En algún momento hemos sido perfeccionistas y sentimos que lo logrado nunca es suficiente, sin embargo este sentir por encontrar la perfección puede ser contraproducente.
Recuerdo cuando viajé por primera vez a los Estados Unidos de América en la década de los noventa, en mi equipaje tenía varios libros. Entre ellos estaba el del padre Mateo Andrés, titulado Puedo ser otro y feliz, me gustó tanto que después de haberlo leído, era parte de mi equipaje.
Es un libro que produce en muchos un segundo nacimiento o el verdadero nacimiento hacia el vivir.

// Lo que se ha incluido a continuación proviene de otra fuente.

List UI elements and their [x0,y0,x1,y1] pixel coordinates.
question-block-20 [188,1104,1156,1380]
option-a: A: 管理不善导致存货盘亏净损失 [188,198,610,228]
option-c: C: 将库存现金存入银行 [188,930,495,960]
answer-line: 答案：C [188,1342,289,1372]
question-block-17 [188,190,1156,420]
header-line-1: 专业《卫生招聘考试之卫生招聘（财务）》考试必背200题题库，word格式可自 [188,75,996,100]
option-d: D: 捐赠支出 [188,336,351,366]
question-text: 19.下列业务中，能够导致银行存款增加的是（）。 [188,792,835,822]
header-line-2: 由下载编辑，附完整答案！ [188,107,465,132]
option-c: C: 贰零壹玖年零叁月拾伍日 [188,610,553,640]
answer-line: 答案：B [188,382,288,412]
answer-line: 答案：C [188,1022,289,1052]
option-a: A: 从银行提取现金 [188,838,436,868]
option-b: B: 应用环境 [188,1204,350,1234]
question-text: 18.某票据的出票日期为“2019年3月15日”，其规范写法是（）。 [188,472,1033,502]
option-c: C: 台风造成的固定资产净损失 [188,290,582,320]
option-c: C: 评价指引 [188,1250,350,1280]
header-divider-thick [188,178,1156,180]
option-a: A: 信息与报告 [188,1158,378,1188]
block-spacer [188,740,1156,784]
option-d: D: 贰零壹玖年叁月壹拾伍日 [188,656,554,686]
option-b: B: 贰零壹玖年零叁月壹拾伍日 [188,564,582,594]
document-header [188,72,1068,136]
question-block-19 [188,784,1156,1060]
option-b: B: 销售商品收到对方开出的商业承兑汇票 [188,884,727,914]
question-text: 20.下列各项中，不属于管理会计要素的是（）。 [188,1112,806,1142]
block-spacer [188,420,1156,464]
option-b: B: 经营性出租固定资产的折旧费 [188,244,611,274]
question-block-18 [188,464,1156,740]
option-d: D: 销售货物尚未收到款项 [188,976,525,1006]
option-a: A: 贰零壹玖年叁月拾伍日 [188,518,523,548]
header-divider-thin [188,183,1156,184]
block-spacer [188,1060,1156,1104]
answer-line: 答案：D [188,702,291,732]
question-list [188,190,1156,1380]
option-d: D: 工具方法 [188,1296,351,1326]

También estaban unos trabajos del periodista español Vicente Verdú, que en ese entonces escribía para el periódico El País de España, donde también nos habla, entre otros temas, de la perfección.
Ojeando esos libros sobre cómo ser feliz y, entre los dictámenes, apareció la fascinante frase: “Hay que eliminar la necesidad de ser perfectos.”
El libro cita un seminario, auspiciado por la Universidad de Stanford que investigó exhaustivamente durante años, sobre qué clase de circunstancias vitales, hábitos y rasgos de la personalidad, correlacionan con la oportunidad de ser felices.
¿Son por ejemplo más felices los que tienen más carros, más dinero, más casas, más amantes, más hijos, han triunfado en la profesión, duermen más horas, viven cerca de los ríos, van al cine, al gimnasio, creen en Dios, comen mejor que los demás ? Aparte de que la felicidad no parece conectarse fielmente con ningún elemento de estas series, se correlaciona, entre otras cosas, con aquella actitud personal que se afana en alcanzar la perfección.
Muy al contrario de lo que ha predicado el proyecto cristiano, destinado a procurarnos obstinadamente el cielo, los psicólogos concluyen que las ansias de perfección desencadenan un íntimo infierno permanente.
Y no solo aparece como dañina esta clase de ética; en lo estético, la perfección puede hacer lindar con lo feo y, en su extremo, con lo monstruoso y lo siniestro.
La atracción irresistible, en cambio, viene a hospedarse en uno o en varios pliegues de la imperfección.
La persona que se considera perfecta no puede admitir un error en su vida. Necesita siempre verse perfecta, intacta. Admitir un error equivaldría a aceptar conscientemente la duda de sí misma que lleva en su interior.
Atrapada en un fallo, esta persona lo primero que haría es tratar de excusarse; si no lo logra, acusará a los otros; y si tampoco esto resulta, se enfada o se suprimirá, lo que no va a aceptar es simplemente que ha fallado. Es por eso que hay que eliminar la necesidad de ser perfectos.
Por el contrario, la imperfección acoge al ser humano, convalida, descarga su vida y es una señal de libertad.
Para terminar al asumir la imperfección nos libramos de la gran barrera de ser mejores o incluso de volver a morir. Porque sólo, en verdad, la muerte es perfecta, lo que existe es la excelencia.